On Fri, Apr 29, 2022 at 12:31 PM Tom Lane <tgl@sss.pgh.pa.us> wrote:
"David G. Johnston" <david.g.johnston@gmail.com> writes:
The fact that (baserel.rows > path->subpath->rows) here seems like a
straight bug: there are no filters involved in this case but in the
presence of filters baserel->rows should be strictly (<=
path->subpath->rows), right?No, because the subpath's rowcount has been derated to represent the
number of rows any one worker is expected to process. Since the
SubqueryScan is below the Gather, it has to represent that number
of rows too.

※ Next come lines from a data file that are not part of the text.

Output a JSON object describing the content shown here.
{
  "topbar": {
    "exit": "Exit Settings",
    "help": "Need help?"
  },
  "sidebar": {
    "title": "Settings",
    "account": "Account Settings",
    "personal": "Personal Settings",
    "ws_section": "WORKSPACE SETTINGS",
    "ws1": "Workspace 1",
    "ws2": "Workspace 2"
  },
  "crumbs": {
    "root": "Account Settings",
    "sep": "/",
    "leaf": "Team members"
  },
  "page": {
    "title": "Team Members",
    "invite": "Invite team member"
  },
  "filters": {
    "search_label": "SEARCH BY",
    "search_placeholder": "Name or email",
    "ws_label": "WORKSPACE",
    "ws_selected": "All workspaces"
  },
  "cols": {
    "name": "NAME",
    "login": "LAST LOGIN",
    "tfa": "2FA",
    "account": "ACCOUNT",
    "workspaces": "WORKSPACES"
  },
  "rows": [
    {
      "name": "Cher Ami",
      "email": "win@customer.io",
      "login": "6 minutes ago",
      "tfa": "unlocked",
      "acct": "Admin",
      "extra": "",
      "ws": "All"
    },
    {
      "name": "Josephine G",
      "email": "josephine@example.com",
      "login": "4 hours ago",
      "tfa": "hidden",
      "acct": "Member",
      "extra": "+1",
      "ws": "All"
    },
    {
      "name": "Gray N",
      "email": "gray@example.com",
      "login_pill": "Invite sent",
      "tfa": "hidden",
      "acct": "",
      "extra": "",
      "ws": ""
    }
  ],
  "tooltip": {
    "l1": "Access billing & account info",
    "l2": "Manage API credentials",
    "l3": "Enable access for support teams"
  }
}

Like I said, this design is pretty confusing; though
I do not have a better alternative to suggest.Anyway, after chewing on this for awhile, it strikes me that the
sanest way to proceed is for cost_subqueryscan to compute its rows
estimate as the subpath's rows estimate times the selectivity of
the subqueryscan's quals (if any).
This is what Robert was getting at, and I followed-up on.
The question I ended up at is why doesn't baserel->rows already produce the
value you now propose to calculate directly within cost_subquery
set_baserel_size_estimates (multiplies rel->tuples - which is derated - by
selectivity, sets rel->rows)
set_subquery_size_estimates
rel->subroot = subquery_planner(...)
// my expectation is that
sub_final_rel->cheapest_total_path->rows is the derated number of rows;
// the fact you can reach the derated amount later by using
path->subpath->rows seems to affirm this.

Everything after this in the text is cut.